A moment later, Chris heard a door close. He relaxed. She’d safely made it to the john. Satisfied with how this afternoon was going and how witty and warm and funny Dianna was and how full of himself he was, Chris grinned at the living room at large and then sighted on the sacred teddy bear sitting at the other end of the sofa from him. “Hey, buddy, if this keeps going this well, you and I could be sharing living space—”

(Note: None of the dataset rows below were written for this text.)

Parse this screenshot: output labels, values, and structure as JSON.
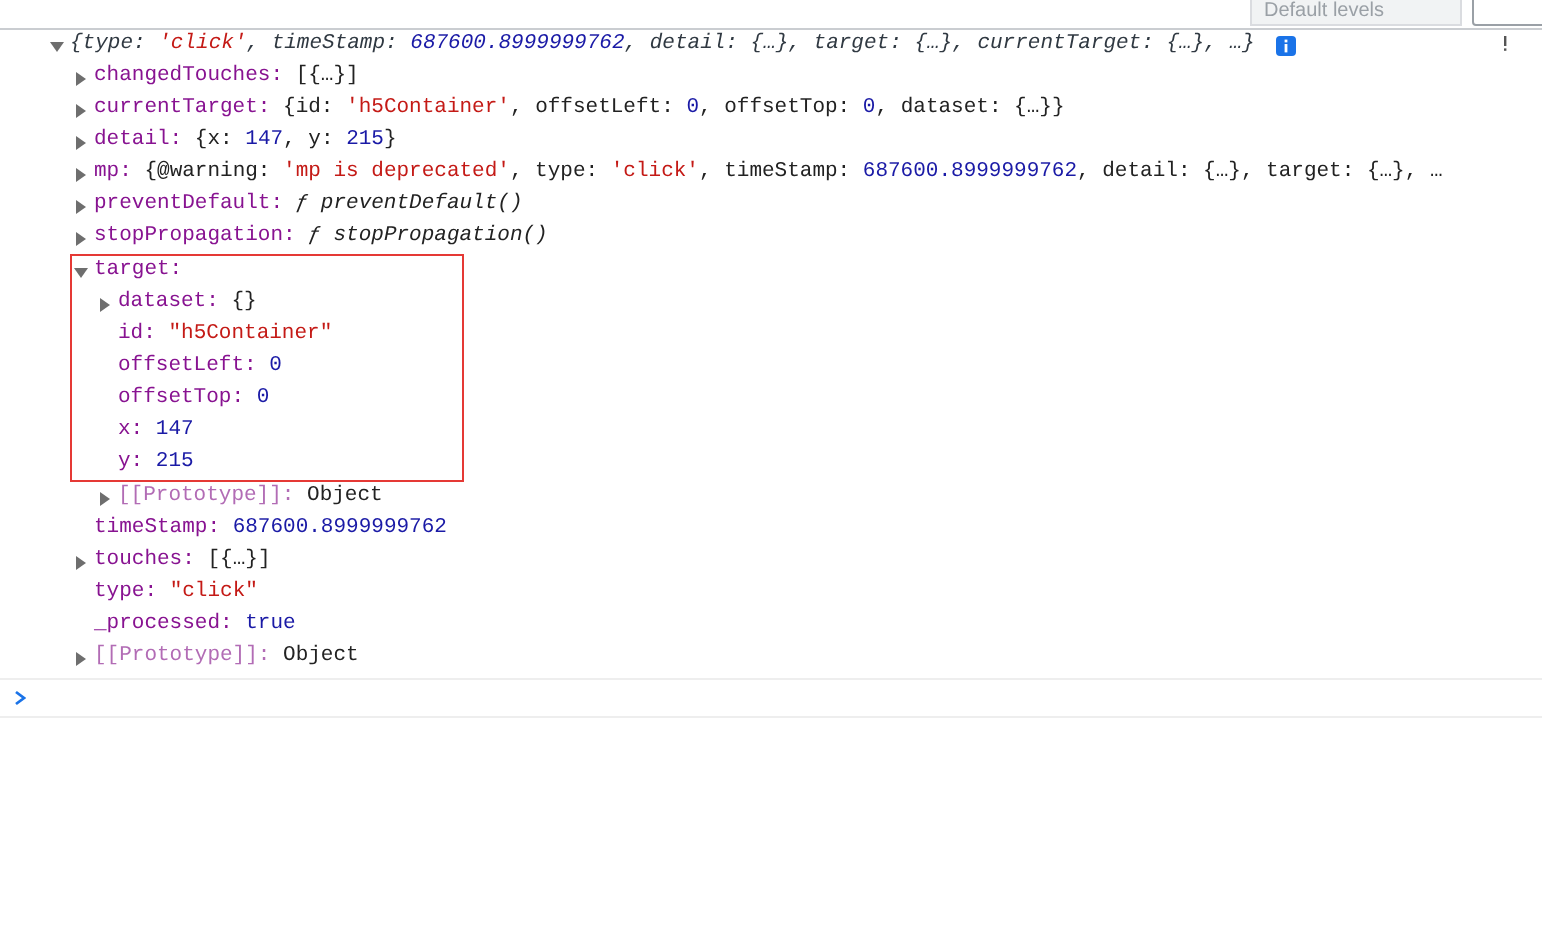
{
  "toolbar": {
    "level_filter": "Default levels"
  },
  "message": {
    "expanded": true,
    "summary": [
      {
        "kind": "text",
        "text": "{type: "
      },
      {
        "kind": "string",
        "text": "'click'"
      },
      {
        "kind": "text",
        "text": ", timeStamp: "
      },
      {
        "kind": "number",
        "text": "687600.8999999762"
      },
      {
        "kind": "text",
        "text": ", detail: {…}, target: {…}, currentTarget: {…}, …}"
      }
    ],
    "properties": [
      {
        "key": "changedTouches:",
        "kind": "property",
        "expanded": false,
        "boxed": false,
        "value": [
          {
            "kind": "punct",
            "text": "[{…}]"
          }
        ]
      },
      {
        "key": "currentTarget:",
        "kind": "property",
        "expanded": false,
        "boxed": false,
        "value": [
          {
            "kind": "punct",
            "text": "{id: "
          },
          {
            "kind": "string",
            "text": "'h5Container'"
          },
          {
            "kind": "punct",
            "text": ", offsetLeft: "
          },
          {
            "kind": "number",
            "text": "0"
          },
          {
            "kind": "punct",
            "text": ", offsetTop: "
          },
          {
            "kind": "number",
            "text": "0"
          },
          {
            "kind": "punct",
            "text": ", dataset: {…}}"
          }
        ]
      },
      {
        "key": "detail:",
        "kind": "property",
        "expanded": false,
        "boxed": false,
        "value": [
          {
            "kind": "punct",
            "text": "{x: "
          },
          {
            "kind": "number",
            "text": "147"
          },
          {
            "kind": "punct",
            "text": ", y: "
          },
          {
            "kind": "number",
            "text": "215"
          },
          {
            "kind": "punct",
            "text": "}"
          }
        ]
      },
      {
        "key": "mp:",
        "kind": "property",
        "expanded": false,
        "boxed": false,
        "value": [
          {
            "kind": "punct",
            "text": "{@warning: "
          },
          {
            "kind": "string",
            "text": "'mp is deprecated'"
          },
          {
            "kind": "punct",
            "text": ", type: "
          },
          {
            "kind": "string",
            "text": "'click'"
          },
          {
            "kind": "punct",
            "text": ", timeStamp: "
          },
          {
            "kind": "number",
            "text": "687600.8999999762"
          },
          {
            "kind": "punct",
            "text": ", detail: {…}, target: {…}, …"
          }
        ]
      },
      {
        "key": "preventDefault:",
        "kind": "property",
        "expanded": false,
        "boxed": false,
        "value": [
          {
            "kind": "function",
            "text": "ƒ preventDefault()"
          }
        ]
      },
      {
        "key": "stopPropagation:",
        "kind": "property",
        "expanded": false,
        "boxed": false,
        "value": [
          {
            "kind": "function",
            "text": "ƒ stopPropagation()"
          }
        ]
      },
      {
        "key": "target:",
        "kind": "property",
        "expanded": true,
        "boxed": true,
        "children": [
          {
            "key": "dataset:",
            "kind": "property",
            "expanded": false,
            "boxed": true,
            "value": [
              {
                "kind": "punct",
                "text": "{}"
              }
            ]
          },
          {
            "key": "id:",
            "kind": "property",
            "boxed": true,
            "value": [
              {
                "kind": "string",
                "text": "\"h5Container\""
              }
            ]
          },
          {
            "key": "offsetLeft:",
            "kind": "property",
            "boxed": true,
            "value": [
              {
                "kind": "number",
                "text": "0"
              }
            ]
          },
          {
            "key": "offsetTop:",
            "kind": "property",
            "boxed": true,
            "value": [
              {
                "kind": "number",
                "text": "0"
              }
            ]
          },
          {
            "key": "x:",
            "kind": "property",
            "boxed": true,
            "value": [
              {
                "kind": "number",
                "text": "147"
              }
            ]
          },
          {
            "key": "y:",
            "kind": "property",
            "boxed": true,
            "value": [
              {
                "kind": "number",
                "text": "215"
              }
            ]
          },
          {
            "key": "[[Prototype]]:",
            "kind": "internal",
            "expanded": false,
            "boxed": false,
            "value": [
              {
                "kind": "punct",
                "text": "Object"
              }
            ]
          }
        ]
      },
      {
        "key": "timeStamp:",
        "kind": "property",
        "boxed": false,
        "value": [
          {
            "kind": "number",
            "text": "687600.8999999762"
          }
        ]
      },
      {
        "key": "touches:",
        "kind": "property",
        "expanded": false,
        "boxed": false,
        "value": [
          {
            "kind": "punct",
            "text": "[{…}]"
          }
        ]
      },
      {
        "key": "type:",
        "kind": "property",
        "boxed": false,
        "value": [
          {
            "kind": "string",
            "text": "\"click\""
          }
        ]
      },
      {
        "key": "_processed:",
        "kind": "property",
        "boxed": false,
        "value": [
          {
            "kind": "number",
            "text": "true"
          }
        ]
      },
      {
        "key": "[[Prototype]]:",
        "kind": "internal",
        "expanded": false,
        "boxed": false,
        "value": [
          {
            "kind": "punct",
            "text": "Object"
          }
        ]
      }
    ]
  }
}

The telephone rang. Chris’s feeling of good will fled. “Oh, shit. How’d she know it would ring?” He stared stupidly at the ringing apparatus just sitting there on the end table at Dianna’s end of the sofa with the teddy bear. “Get that, will you?” he asked the teddy bear. Stubbornly, it wouldn’t. Chris grimaced at it. “Traitor.”
By the third ring, he had the handset plucked up. He punched the talk button. Knowing somehow that there was no way this was going to end well, he put the handset to his ear and said, “Hello. Dianna West’s residence.”